About the model restrictions - absolutely. I've been trying to do security research on my own software and the frontier models immediately get suspicious. I've been playing with the local ones much more this year basically because of this. They have deficiencies, for sure - they feel very "hollow" compared to the major labs. But I've talked to a lot of people, and the consensus is pretty clear - just a matter of time.

flir 15 minutes ago | parent [-]

Just an observation: constraints often result in creative solutions. I wouldn't be surprised if a smaller lab makes a big breakthrough because they have to.

applfanboysbgon an hour ago | parent | prev | next [-]

> Deep seek 3.2 is 4% on Arc-AGI 2

Why are you bringing up an outdated Chinese model from 6 months ago to compare to a US model from 6 months ago? The outdated Chinese model will have performance from ~12 months ago, obviously. But today's Chinese model DeepSeek 4 has performance not far from the US model 6 months ago; 46% compared to 52% from 5.2.

gpt5 12 minutes ago | parent [-]

Because Deepseek 4.0 is not yet there, but the jump isn't expected to be large. Kimi 2.5 is there and is also scoring low.

pjerem 2 minutes ago | parent [-]

Hum, I'm using it [0] with my Ollama Cloud subscription since the last two weeks and I love it. Never reached the 5 hours usage limits of the $20 plan (on side projects) where I would reach it sometimes in ONE prompt with Opus.

[0]: https://ollama.com/library/deepseek-v4-pro

ageitgey 2 hours ago | parent | prev | next [-]

Have you tried the latest DeepSeek v4 Pro inside of the Claude Code harness? It's not listed in that site.

It definitely 'feels like' it is as good as Claude for many regular web app coding tasks (though I don't have real benchmarks). And it is comically cheap.

I'm not suggesting it is better than the latest Claude or codex models, but it seems 'good enough' for a lot of use cases in my limited real world testing.

PAndreew 3 minutes ago | parent | next [-]

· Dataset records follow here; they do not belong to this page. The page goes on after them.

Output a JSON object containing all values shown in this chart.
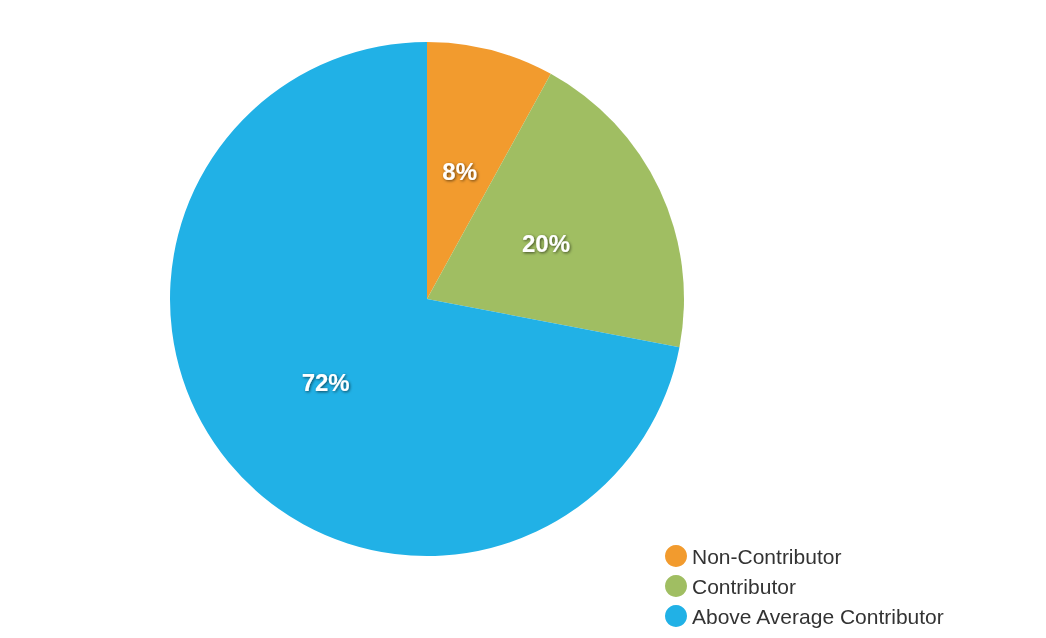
{
  "chart_data": {
    "type": "pie",
    "categories": [
      "Non-Contributor",
      "Contributor",
      "Above Average Contributor"
    ],
    "values": [
      8,
      20,
      72
    ],
    "colors": [
      "#f29b2e",
      "#a0be62",
      "#21b1e6"
    ],
    "value_labels": [
      "8%",
      "20%",
      "72%"
    ],
    "legend": "bottom right"
  }
}
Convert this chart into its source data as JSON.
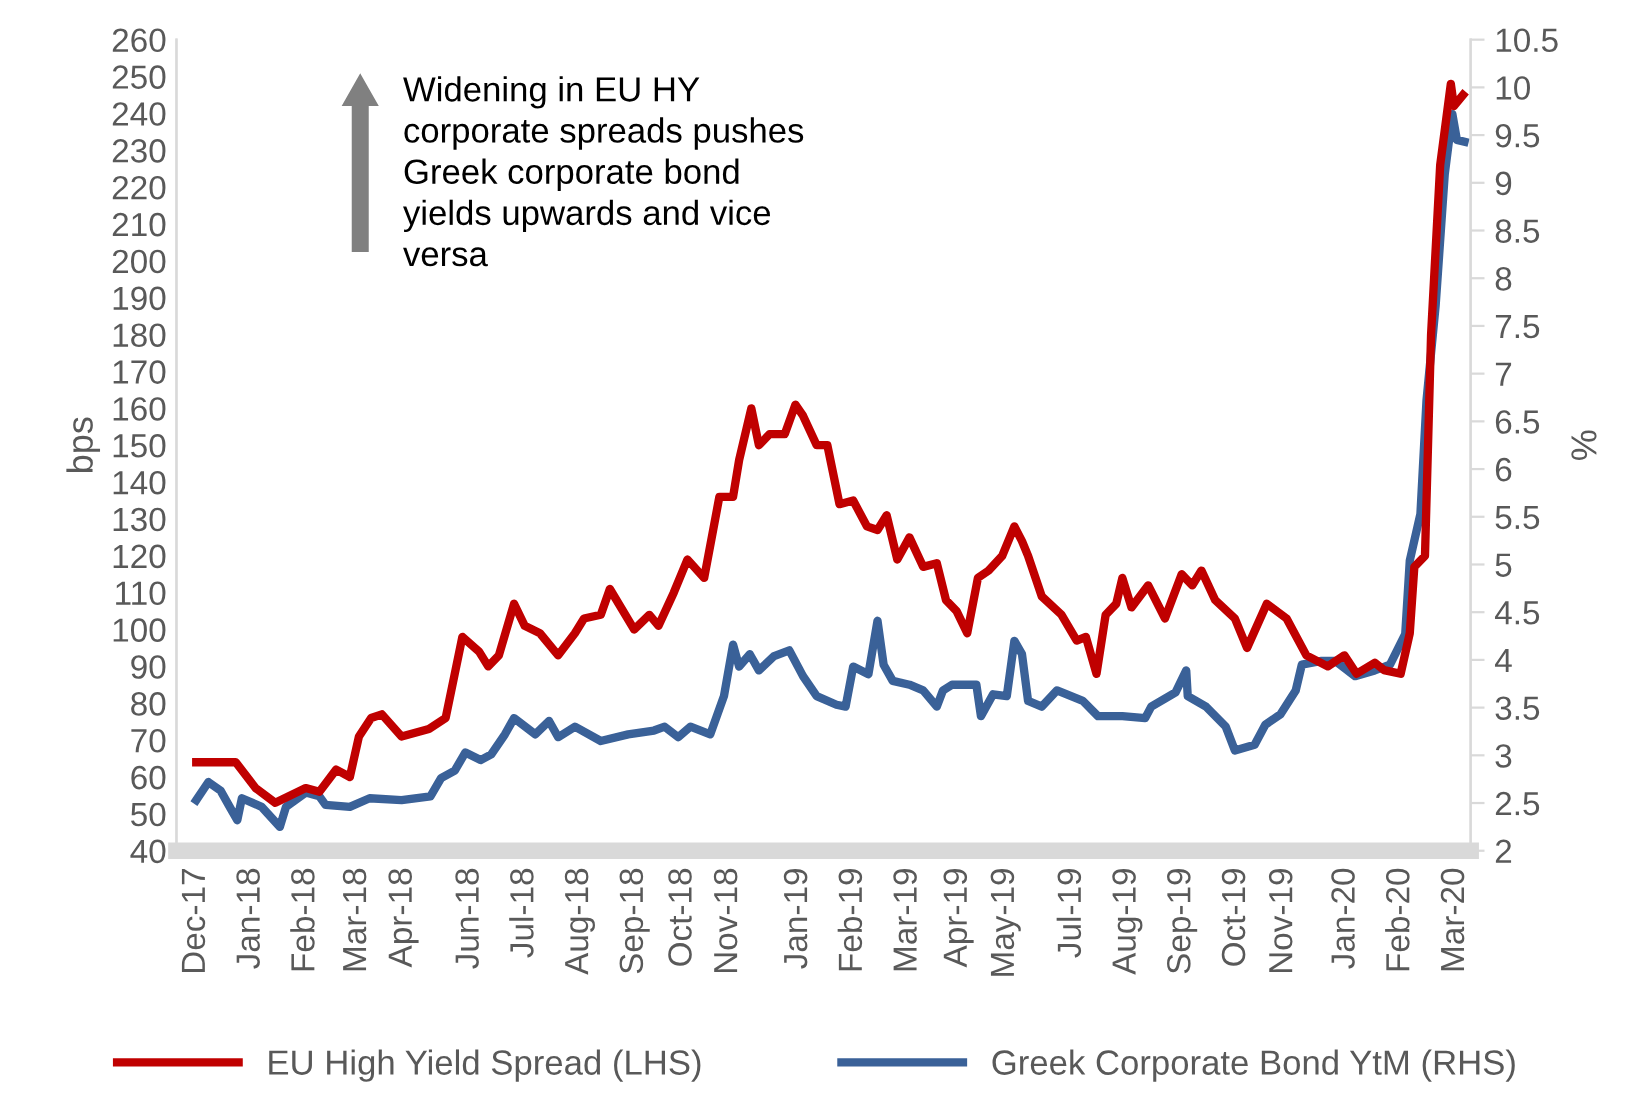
{
  "chart_data": {
    "type": "line",
    "ylabel": "bps",
    "y2label": "%",
    "annotations": [
      "Widening in EU HY\ncorporate spreads pushes\nGreek corporate bond\nyields upwards and vice\nversa"
    ],
    "ylim": [
      40,
      260
    ],
    "yticks": [
      40,
      50,
      60,
      70,
      80,
      90,
      100,
      110,
      120,
      130,
      140,
      150,
      160,
      170,
      180,
      190,
      200,
      210,
      220,
      230,
      240,
      250,
      260
    ],
    "y2lim": [
      2,
      10.5
    ],
    "y2ticks": [
      2,
      2.5,
      3,
      3.5,
      4,
      4.5,
      5,
      5.5,
      6,
      6.5,
      7,
      7.5,
      8,
      8.5,
      9,
      9.5,
      10,
      10.5
    ],
    "xlim": [
      "2017-12-02",
      "2020-04-01"
    ],
    "xticks": [
      {
        "value": "2017-12-15",
        "label": "Dec-17"
      },
      {
        "value": "2018-01-20",
        "label": "Jan-18"
      },
      {
        "value": "2018-02-25",
        "label": "Feb-18"
      },
      {
        "value": "2018-03-31",
        "label": "Mar-18"
      },
      {
        "value": "2018-04-30",
        "label": "Apr-18"
      },
      {
        "value": "2018-06-13",
        "label": "Jun-18"
      },
      {
        "value": "2018-07-19",
        "label": "Jul-18"
      },
      {
        "value": "2018-08-24",
        "label": "Aug-18"
      },
      {
        "value": "2018-09-29",
        "label": "Sep-18"
      },
      {
        "value": "2018-10-31",
        "label": "Oct-18"
      },
      {
        "value": "2018-11-30",
        "label": "Nov-18"
      },
      {
        "value": "2019-01-15",
        "label": "Jan-19"
      },
      {
        "value": "2019-02-20",
        "label": "Feb-19"
      },
      {
        "value": "2019-03-28",
        "label": "Mar-19"
      },
      {
        "value": "2019-04-30",
        "label": "Apr-19"
      },
      {
        "value": "2019-05-31",
        "label": "May-19"
      },
      {
        "value": "2019-07-14",
        "label": "Jul-19"
      },
      {
        "value": "2019-08-19",
        "label": "Aug-19"
      },
      {
        "value": "2019-09-24",
        "label": "Sep-19"
      },
      {
        "value": "2019-10-30",
        "label": "Oct-19"
      },
      {
        "value": "2019-11-30",
        "label": "Nov-19"
      },
      {
        "value": "2020-01-10",
        "label": "Jan-20"
      },
      {
        "value": "2020-02-15",
        "label": "Feb-20"
      },
      {
        "value": "2020-03-22",
        "label": "Mar-20"
      }
    ],
    "legend": "bottom",
    "grid": false,
    "series": [
      {
        "name": "EU High Yield Spread (LHS)",
        "color": "#c00000",
        "x": [
          "2017-12-15",
          "2018-01-10",
          "2018-01-23",
          "2018-02-05",
          "2018-02-25",
          "2018-03-06",
          "2018-03-17",
          "2018-03-26",
          "2018-04-01",
          "2018-04-09",
          "2018-04-16",
          "2018-04-29",
          "2018-05-17",
          "2018-05-28",
          "2018-06-03",
          "2018-06-08",
          "2018-06-19",
          "2018-06-25",
          "2018-07-02",
          "2018-07-12",
          "2018-07-19",
          "2018-07-29",
          "2018-08-10",
          "2018-08-21",
          "2018-08-27",
          "2018-09-07",
          "2018-09-13",
          "2018-09-29",
          "2018-10-09",
          "2018-10-15",
          "2018-10-25",
          "2018-11-03",
          "2018-11-14",
          "2018-11-24",
          "2018-12-03",
          "2018-12-07",
          "2018-12-15",
          "2018-12-20",
          "2018-12-27",
          "2019-01-06",
          "2019-01-13",
          "2019-01-18",
          "2019-01-27",
          "2019-02-03",
          "2019-02-11",
          "2019-02-20",
          "2019-03-01",
          "2019-03-08",
          "2019-03-14",
          "2019-03-21",
          "2019-03-29",
          "2019-04-07",
          "2019-04-16",
          "2019-04-22",
          "2019-04-29",
          "2019-05-06",
          "2019-05-13",
          "2019-05-20",
          "2019-05-29",
          "2019-06-06",
          "2019-06-11",
          "2019-06-15",
          "2019-06-24",
          "2019-07-07",
          "2019-07-17",
          "2019-07-23",
          "2019-07-30",
          "2019-08-05",
          "2019-08-12",
          "2019-08-16",
          "2019-08-22",
          "2019-09-02",
          "2019-09-13",
          "2019-09-24",
          "2019-10-01",
          "2019-10-07",
          "2019-10-16",
          "2019-10-29",
          "2019-11-06",
          "2019-11-19",
          "2019-12-02",
          "2019-12-15",
          "2019-12-29",
          "2020-01-09",
          "2020-01-17",
          "2020-01-29",
          "2020-02-04",
          "2020-02-15",
          "2020-02-21",
          "2020-02-24",
          "2020-03-02",
          "2020-03-06",
          "2020-03-12",
          "2020-03-19",
          "2020-03-21",
          "2020-03-27"
        ],
        "values": [
          64,
          64,
          57,
          53,
          57,
          56,
          62,
          60,
          71,
          76,
          77,
          71,
          73,
          76,
          88,
          98,
          94,
          90,
          93,
          107,
          101,
          99,
          93,
          99,
          103,
          104,
          111,
          100,
          104,
          101,
          110,
          119,
          114,
          136,
          136,
          146,
          160,
          150,
          153,
          153,
          161,
          158,
          150,
          150,
          134,
          135,
          128,
          127,
          131,
          119,
          125,
          117,
          118,
          108,
          105,
          99,
          114,
          116,
          120,
          128,
          124,
          120,
          109,
          104,
          97,
          98,
          88,
          104,
          107,
          114,
          106,
          112,
          103,
          115,
          112,
          116,
          108,
          103,
          95,
          107,
          103,
          93,
          90,
          93,
          88,
          91,
          89,
          88,
          99,
          117,
          120,
          180,
          226,
          248,
          242,
          245
        ]
      },
      {
        "name": "Greek Corporate Bond YtM (RHS)",
        "color": "#3a6198",
        "axis": "y2",
        "x": [
          "2017-12-15",
          "2017-12-23",
          "2017-12-31",
          "2018-01-06",
          "2018-01-11",
          "2018-01-14",
          "2018-01-27",
          "2018-02-08",
          "2018-02-12",
          "2018-02-25",
          "2018-03-06",
          "2018-03-10",
          "2018-03-26",
          "2018-04-08",
          "2018-04-29",
          "2018-05-18",
          "2018-05-25",
          "2018-06-03",
          "2018-06-10",
          "2018-06-20",
          "2018-06-27",
          "2018-07-06",
          "2018-07-12",
          "2018-07-26",
          "2018-08-04",
          "2018-08-10",
          "2018-08-21",
          "2018-09-07",
          "2018-09-25",
          "2018-10-12",
          "2018-10-19",
          "2018-10-28",
          "2018-11-05",
          "2018-11-18",
          "2018-11-27",
          "2018-12-03",
          "2018-12-07",
          "2018-12-14",
          "2018-12-20",
          "2018-12-30",
          "2019-01-09",
          "2019-01-18",
          "2019-01-27",
          "2019-02-09",
          "2019-02-15",
          "2019-02-20",
          "2019-03-02",
          "2019-03-08",
          "2019-03-12",
          "2019-03-18",
          "2019-03-29",
          "2019-04-07",
          "2019-04-16",
          "2019-04-20",
          "2019-04-26",
          "2019-05-12",
          "2019-05-15",
          "2019-05-23",
          "2019-06-01",
          "2019-06-06",
          "2019-06-11",
          "2019-06-15",
          "2019-06-24",
          "2019-07-04",
          "2019-07-21",
          "2019-07-31",
          "2019-08-16",
          "2019-08-31",
          "2019-09-04",
          "2019-09-20",
          "2019-09-27",
          "2019-09-28",
          "2019-10-10",
          "2019-10-23",
          "2019-10-29",
          "2019-11-11",
          "2019-11-18",
          "2019-11-28",
          "2019-12-08",
          "2019-12-12",
          "2019-12-25",
          "2020-01-03",
          "2020-01-16",
          "2020-01-29",
          "2020-02-08",
          "2020-02-18",
          "2020-02-21",
          "2020-02-28",
          "2020-03-03",
          "2020-03-09",
          "2020-03-15",
          "2020-03-20",
          "2020-03-23",
          "2020-03-28"
        ],
        "values": [
          2.53,
          2.72,
          2.63,
          2.46,
          2.32,
          2.55,
          2.46,
          2.25,
          2.46,
          2.61,
          2.57,
          2.48,
          2.46,
          2.55,
          2.53,
          2.57,
          2.76,
          2.84,
          3.03,
          2.95,
          3.01,
          3.22,
          3.39,
          3.22,
          3.36,
          3.19,
          3.3,
          3.15,
          3.22,
          3.26,
          3.3,
          3.19,
          3.3,
          3.22,
          3.62,
          4.16,
          3.93,
          4.06,
          3.89,
          4.04,
          4.1,
          3.83,
          3.62,
          3.53,
          3.51,
          3.93,
          3.85,
          4.41,
          3.95,
          3.78,
          3.74,
          3.68,
          3.51,
          3.68,
          3.74,
          3.74,
          3.41,
          3.64,
          3.62,
          4.2,
          4.06,
          3.57,
          3.51,
          3.68,
          3.57,
          3.41,
          3.41,
          3.39,
          3.51,
          3.66,
          3.89,
          3.62,
          3.51,
          3.3,
          3.05,
          3.11,
          3.32,
          3.43,
          3.68,
          3.95,
          3.99,
          3.99,
          3.83,
          3.89,
          3.95,
          4.27,
          5.04,
          5.53,
          6.72,
          7.71,
          9.09,
          9.72,
          9.45,
          9.43
        ]
      }
    ]
  }
}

I'm starting to feel like a parrot, but people seem to forget that software engineering is actually a very narrow slice of the white collar pie. You don't need a mega-model which can reason about 100 000 lines of code when you want to create a nice PPT (which consumed literally hours of your life before) to impress your boss. SOTA models will probably be used for frontier research, complex coding tasks, large scale data analysis, etc. And the average Joe shall be able to buy a pre-configured box with a plug-and-play harness and run medium models air-gapped. Or use such models through cloud APIs dirt cheap if privacy is not a concern.

omnimus an hour ago | parent | prev [-]

Also so many developers i know use LLMs for one shoting isolated problems, explainers, discussions and planning. For these even Kimi is pretty great.

I don't think every dev will be comfortable just releasing claude on their project.

otabdeveloper4 2 hours ago | parent | prev [-]

And yet Claude six months ago was amazing and good enough for you.

This shows that AI cloud consumption is just a conspicuous consumption status symbol, nobody knows why they need cloud AI or what problem they are even solving.